Bringing a parade of American CEOs — spanning agriculture, aviation, electric vehicles, and AI chips, according to BBC News — signaled hunger, not strength. Hart said it made Washington look "overly eager to sign deals that were not yet ready for prime time." Beijing read the room and played hardball.
Trump got the honor guard, the state banquet, and a tour of the exclusive Communist Party compound. Xi got a White House invitation and the image of a US president flying thousands of miles to court him. Symbolism matters in diplomacy. China understands that better than almost anyone.
Taiwan: The Line That Held
One area where Trump deserves credit: he didn't sell out Taiwan.

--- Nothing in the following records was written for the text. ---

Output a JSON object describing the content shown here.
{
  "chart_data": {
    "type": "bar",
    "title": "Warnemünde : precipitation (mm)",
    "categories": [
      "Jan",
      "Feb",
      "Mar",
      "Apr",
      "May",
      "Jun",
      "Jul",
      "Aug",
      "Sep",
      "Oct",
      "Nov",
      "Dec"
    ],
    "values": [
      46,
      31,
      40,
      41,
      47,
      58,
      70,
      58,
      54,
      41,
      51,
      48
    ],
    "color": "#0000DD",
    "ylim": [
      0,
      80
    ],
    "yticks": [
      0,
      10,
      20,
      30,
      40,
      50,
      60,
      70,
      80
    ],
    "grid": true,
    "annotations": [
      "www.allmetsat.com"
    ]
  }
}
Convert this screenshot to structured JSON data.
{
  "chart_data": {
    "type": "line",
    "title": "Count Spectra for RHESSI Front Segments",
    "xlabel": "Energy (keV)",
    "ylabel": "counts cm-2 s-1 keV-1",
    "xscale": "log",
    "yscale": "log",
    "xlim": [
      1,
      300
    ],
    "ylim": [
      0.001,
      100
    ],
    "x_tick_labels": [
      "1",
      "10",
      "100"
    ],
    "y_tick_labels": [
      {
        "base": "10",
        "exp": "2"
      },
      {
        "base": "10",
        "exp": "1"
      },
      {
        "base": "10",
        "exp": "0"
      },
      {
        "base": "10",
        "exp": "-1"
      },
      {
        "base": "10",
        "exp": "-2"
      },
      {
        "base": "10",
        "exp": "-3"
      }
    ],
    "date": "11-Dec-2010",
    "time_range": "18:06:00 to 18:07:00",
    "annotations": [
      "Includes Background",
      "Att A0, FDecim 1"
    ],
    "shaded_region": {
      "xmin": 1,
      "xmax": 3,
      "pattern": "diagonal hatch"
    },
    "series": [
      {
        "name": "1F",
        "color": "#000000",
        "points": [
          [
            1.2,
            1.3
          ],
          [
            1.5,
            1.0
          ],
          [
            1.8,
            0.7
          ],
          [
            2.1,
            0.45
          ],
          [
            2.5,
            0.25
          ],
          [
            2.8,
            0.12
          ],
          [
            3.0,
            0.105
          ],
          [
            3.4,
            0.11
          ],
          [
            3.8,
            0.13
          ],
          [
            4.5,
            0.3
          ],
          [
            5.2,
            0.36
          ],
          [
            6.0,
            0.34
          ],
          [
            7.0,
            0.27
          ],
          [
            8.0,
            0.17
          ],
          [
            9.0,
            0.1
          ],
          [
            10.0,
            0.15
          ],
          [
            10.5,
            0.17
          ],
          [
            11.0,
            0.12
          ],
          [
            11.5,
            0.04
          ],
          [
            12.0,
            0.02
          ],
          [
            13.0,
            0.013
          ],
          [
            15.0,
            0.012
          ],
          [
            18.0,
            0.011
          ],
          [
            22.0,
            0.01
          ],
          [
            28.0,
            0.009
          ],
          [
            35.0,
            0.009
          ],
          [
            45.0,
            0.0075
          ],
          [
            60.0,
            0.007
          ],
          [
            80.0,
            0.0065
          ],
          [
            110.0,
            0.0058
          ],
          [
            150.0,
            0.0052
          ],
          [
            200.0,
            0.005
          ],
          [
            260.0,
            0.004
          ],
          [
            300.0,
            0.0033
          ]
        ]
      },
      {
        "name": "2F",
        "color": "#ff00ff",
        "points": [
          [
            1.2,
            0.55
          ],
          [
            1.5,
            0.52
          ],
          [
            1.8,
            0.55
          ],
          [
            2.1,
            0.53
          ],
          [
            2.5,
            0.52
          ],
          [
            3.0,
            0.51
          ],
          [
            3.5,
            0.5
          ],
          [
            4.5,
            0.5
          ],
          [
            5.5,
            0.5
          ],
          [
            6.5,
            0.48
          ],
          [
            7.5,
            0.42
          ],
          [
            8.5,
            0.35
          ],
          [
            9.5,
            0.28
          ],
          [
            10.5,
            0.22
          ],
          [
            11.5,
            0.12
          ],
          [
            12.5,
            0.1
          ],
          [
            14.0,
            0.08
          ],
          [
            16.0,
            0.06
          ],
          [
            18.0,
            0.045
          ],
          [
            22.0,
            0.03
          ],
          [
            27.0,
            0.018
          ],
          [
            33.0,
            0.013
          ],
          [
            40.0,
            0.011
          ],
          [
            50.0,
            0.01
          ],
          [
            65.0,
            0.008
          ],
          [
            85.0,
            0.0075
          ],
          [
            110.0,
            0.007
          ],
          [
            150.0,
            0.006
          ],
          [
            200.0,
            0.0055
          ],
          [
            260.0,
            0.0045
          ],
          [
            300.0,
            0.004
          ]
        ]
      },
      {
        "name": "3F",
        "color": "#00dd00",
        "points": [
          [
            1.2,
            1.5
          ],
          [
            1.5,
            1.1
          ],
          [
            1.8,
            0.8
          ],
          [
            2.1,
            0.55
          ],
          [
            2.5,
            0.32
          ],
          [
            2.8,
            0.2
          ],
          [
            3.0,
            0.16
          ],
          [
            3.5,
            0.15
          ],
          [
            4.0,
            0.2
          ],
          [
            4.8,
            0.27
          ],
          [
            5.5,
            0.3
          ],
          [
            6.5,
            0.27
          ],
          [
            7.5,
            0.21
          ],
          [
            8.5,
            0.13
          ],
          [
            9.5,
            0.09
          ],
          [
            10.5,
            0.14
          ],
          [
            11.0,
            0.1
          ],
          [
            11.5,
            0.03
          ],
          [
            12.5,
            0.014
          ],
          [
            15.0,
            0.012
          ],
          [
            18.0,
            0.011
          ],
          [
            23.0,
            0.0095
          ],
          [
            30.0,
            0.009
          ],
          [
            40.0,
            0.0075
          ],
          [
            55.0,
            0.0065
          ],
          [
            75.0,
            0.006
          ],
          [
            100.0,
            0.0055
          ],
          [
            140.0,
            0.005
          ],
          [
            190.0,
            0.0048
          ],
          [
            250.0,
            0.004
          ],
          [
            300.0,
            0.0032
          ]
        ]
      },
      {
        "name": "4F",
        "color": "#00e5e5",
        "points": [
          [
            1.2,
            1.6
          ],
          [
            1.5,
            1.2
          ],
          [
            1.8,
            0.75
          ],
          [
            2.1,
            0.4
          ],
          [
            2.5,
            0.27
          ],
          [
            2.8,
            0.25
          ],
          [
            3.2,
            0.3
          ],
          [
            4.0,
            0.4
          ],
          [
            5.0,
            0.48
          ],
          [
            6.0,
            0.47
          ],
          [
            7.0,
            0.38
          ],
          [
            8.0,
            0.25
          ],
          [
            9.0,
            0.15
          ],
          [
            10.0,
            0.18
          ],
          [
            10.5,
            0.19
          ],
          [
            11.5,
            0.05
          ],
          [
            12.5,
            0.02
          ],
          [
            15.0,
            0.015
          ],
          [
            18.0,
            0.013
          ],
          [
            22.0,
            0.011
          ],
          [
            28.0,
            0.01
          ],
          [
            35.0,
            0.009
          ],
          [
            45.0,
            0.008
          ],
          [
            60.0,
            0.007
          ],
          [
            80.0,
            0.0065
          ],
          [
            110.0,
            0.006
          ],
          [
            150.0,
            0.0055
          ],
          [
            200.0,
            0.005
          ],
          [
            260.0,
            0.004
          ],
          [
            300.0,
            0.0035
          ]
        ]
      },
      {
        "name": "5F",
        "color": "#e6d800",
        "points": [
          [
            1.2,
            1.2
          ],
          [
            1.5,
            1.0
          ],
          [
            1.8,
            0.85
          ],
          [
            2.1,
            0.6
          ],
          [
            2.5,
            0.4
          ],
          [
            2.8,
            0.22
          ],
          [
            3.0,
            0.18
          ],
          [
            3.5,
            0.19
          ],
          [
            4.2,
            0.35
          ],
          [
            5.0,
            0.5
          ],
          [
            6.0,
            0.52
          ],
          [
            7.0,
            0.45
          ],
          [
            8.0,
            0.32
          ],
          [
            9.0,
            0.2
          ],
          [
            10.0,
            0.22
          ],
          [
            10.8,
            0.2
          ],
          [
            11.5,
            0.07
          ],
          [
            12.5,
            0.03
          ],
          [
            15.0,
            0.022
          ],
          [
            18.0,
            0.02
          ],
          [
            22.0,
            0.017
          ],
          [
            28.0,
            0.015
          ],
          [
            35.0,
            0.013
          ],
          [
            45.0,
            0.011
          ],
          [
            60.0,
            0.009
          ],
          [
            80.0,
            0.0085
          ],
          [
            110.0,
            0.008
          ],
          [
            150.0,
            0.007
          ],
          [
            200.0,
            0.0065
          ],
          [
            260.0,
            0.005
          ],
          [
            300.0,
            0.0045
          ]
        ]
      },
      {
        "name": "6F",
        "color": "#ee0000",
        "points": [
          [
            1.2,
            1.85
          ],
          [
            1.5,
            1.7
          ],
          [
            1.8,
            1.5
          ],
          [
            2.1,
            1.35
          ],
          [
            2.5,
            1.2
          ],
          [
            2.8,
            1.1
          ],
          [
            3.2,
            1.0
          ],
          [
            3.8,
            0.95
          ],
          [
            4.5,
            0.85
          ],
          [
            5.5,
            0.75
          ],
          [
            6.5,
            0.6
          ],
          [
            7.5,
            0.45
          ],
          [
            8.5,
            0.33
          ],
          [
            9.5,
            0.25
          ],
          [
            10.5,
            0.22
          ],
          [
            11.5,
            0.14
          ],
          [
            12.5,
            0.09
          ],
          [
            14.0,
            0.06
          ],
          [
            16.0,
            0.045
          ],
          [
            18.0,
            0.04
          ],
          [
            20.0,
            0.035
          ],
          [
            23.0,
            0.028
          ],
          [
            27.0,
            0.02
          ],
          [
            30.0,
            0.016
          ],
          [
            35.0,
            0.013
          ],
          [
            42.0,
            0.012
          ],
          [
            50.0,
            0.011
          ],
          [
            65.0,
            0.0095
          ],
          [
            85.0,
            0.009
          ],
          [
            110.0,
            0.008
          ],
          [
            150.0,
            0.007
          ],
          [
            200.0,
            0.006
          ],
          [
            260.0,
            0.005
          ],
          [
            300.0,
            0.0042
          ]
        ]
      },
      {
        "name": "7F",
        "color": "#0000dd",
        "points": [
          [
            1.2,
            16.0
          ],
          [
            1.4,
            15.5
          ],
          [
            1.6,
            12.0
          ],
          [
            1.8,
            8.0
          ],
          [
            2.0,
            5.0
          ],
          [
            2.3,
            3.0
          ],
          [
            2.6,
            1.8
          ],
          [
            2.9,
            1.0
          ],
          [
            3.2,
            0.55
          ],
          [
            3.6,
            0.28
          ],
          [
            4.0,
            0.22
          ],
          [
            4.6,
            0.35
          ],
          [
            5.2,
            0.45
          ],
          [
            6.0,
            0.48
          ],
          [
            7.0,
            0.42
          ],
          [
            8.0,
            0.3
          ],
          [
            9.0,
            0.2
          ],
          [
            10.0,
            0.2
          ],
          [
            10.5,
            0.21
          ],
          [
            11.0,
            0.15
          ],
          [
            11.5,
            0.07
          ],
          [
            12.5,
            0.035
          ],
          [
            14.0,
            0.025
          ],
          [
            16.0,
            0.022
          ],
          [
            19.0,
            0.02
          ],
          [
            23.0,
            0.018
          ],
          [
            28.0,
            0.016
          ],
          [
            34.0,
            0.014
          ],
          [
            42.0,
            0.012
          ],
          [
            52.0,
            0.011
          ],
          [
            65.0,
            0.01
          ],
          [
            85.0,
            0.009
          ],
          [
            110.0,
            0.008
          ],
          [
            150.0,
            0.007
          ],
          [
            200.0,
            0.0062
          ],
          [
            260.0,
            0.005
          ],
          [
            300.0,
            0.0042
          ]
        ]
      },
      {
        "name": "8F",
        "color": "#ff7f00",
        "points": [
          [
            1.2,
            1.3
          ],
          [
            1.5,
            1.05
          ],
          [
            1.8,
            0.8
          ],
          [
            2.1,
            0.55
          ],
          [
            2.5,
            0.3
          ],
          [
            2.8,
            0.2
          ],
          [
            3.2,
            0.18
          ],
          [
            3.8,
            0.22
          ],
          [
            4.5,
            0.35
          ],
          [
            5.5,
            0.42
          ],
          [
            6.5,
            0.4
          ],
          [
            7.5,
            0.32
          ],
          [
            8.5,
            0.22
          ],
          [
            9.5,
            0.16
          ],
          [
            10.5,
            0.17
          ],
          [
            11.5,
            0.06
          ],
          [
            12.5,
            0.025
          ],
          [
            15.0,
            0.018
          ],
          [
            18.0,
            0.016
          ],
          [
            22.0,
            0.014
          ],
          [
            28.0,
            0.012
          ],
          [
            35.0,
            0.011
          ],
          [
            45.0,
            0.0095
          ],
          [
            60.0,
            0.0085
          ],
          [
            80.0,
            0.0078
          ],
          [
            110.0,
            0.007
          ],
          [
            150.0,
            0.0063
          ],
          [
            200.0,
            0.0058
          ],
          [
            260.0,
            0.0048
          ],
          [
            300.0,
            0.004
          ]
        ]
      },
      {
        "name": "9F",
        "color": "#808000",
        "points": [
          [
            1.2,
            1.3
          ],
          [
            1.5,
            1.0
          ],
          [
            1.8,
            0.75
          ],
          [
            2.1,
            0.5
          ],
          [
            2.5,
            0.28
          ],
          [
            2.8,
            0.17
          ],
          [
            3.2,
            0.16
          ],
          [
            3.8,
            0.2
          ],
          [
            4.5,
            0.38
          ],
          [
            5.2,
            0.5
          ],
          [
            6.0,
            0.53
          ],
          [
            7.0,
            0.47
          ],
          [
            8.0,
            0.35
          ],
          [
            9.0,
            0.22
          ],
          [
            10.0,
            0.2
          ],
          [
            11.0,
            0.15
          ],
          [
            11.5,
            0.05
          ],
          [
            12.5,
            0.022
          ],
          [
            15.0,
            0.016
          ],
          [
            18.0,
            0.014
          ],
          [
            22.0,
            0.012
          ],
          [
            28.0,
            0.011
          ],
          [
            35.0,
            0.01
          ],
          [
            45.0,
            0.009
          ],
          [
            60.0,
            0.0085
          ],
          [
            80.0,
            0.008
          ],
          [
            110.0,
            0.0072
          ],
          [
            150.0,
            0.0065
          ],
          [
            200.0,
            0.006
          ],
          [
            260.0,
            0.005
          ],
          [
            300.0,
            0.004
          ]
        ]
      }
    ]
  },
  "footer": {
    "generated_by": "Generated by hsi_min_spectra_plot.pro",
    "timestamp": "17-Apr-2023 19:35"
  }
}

On the first day, China's Foreign Ministry published a readout quoting Xi warning Trump to "exercise extra caution" on Taiwan. According to the Atlantic Council's Matthew Kroenig, Trump held firm on "strategic ambiguity" — telling reporters he's the only one who knows whether the US would come to Taiwan's aid in an attack.
That's the correct approach. You don't tip your hand to Beijing. Trump didn't weaken US declaratory language on Taiwan's status. That matters more than much of the coverage is acknowledging.
What This Means for Regular Americans
The tariff truce expires in November. If it lapses without a deal, prices on imported goods go back up. American manufacturers still face Chinese market barriers. The trade deficit hasn't been structurally addressed.
The Boeing deal benefits aerospace workers. The rest of the "deals" need to be verified, written down, and explained to Congress before anyone starts celebrating.
Warm words between Trump and Xi are not a trade policy. A state banquet is not a tariff agreement. A handshake is not a binding commitment from a government that has spent decades making commitments it doesn't keep.
Watch what Beijing does in November. That's the real scorecard.